After playing aroumd I'have also found the relations $LR=RL$, $(LU)^{105}=1$, $(LRFB)^{12}=1$, $(LRFBFB)^4=1$, $(LRLRFBFB)^2=1$ (of course together with the symmetric relations).

From "The Mathematics of Rubik's cube" by W. D. Joyner I know that $G$ is generated by two elements and presentations are known, but I have not found one. Besides, I'm only interested in the standard generating set above.

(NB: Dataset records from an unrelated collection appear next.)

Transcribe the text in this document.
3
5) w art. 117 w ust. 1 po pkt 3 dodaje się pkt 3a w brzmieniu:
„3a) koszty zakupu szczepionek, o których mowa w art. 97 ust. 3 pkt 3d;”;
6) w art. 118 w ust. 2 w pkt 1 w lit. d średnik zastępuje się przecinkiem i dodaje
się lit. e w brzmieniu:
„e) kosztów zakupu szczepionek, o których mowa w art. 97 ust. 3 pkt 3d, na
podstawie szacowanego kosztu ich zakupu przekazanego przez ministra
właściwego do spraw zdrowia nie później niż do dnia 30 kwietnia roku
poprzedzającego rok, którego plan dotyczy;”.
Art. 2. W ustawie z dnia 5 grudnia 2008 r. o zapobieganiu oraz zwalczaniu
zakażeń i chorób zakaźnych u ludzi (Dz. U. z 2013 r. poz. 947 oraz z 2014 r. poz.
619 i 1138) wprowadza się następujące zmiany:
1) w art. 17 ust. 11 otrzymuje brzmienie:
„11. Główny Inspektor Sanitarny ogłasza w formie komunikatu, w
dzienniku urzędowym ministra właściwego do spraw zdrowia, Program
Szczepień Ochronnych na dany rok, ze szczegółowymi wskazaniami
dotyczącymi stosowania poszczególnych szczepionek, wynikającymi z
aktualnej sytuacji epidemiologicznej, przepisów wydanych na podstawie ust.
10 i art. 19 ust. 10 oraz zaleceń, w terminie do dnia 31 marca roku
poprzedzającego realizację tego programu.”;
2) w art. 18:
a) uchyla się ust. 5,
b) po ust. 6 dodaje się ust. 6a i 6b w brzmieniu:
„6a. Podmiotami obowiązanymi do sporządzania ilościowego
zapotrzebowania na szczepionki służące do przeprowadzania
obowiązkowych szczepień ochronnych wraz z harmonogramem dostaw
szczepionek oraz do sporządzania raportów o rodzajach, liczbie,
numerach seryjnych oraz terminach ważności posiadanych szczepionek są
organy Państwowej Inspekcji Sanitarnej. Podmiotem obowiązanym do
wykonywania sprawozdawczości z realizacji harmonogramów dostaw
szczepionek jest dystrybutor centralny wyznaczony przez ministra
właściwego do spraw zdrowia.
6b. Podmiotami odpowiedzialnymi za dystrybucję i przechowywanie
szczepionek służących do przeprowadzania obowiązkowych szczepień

Remark that there is a well-known abstract group-theoretic description of $G$, it is the kernel of the homomorphism $(S_{12} \ltimes (\mathbb{Z}/2)^{12}) \times (S_{8} \ltimes (\mathbb{Z}/3)^{8}) \to \mathbb{Z}/2 \times \mathbb{Z}/2 \times \mathbb{Z}/3$ which maps $(a,x,b,y) \mapsto (\text{sign}(a) \text{sign}(b),\sum_i x_i,\sum_j y_j)$.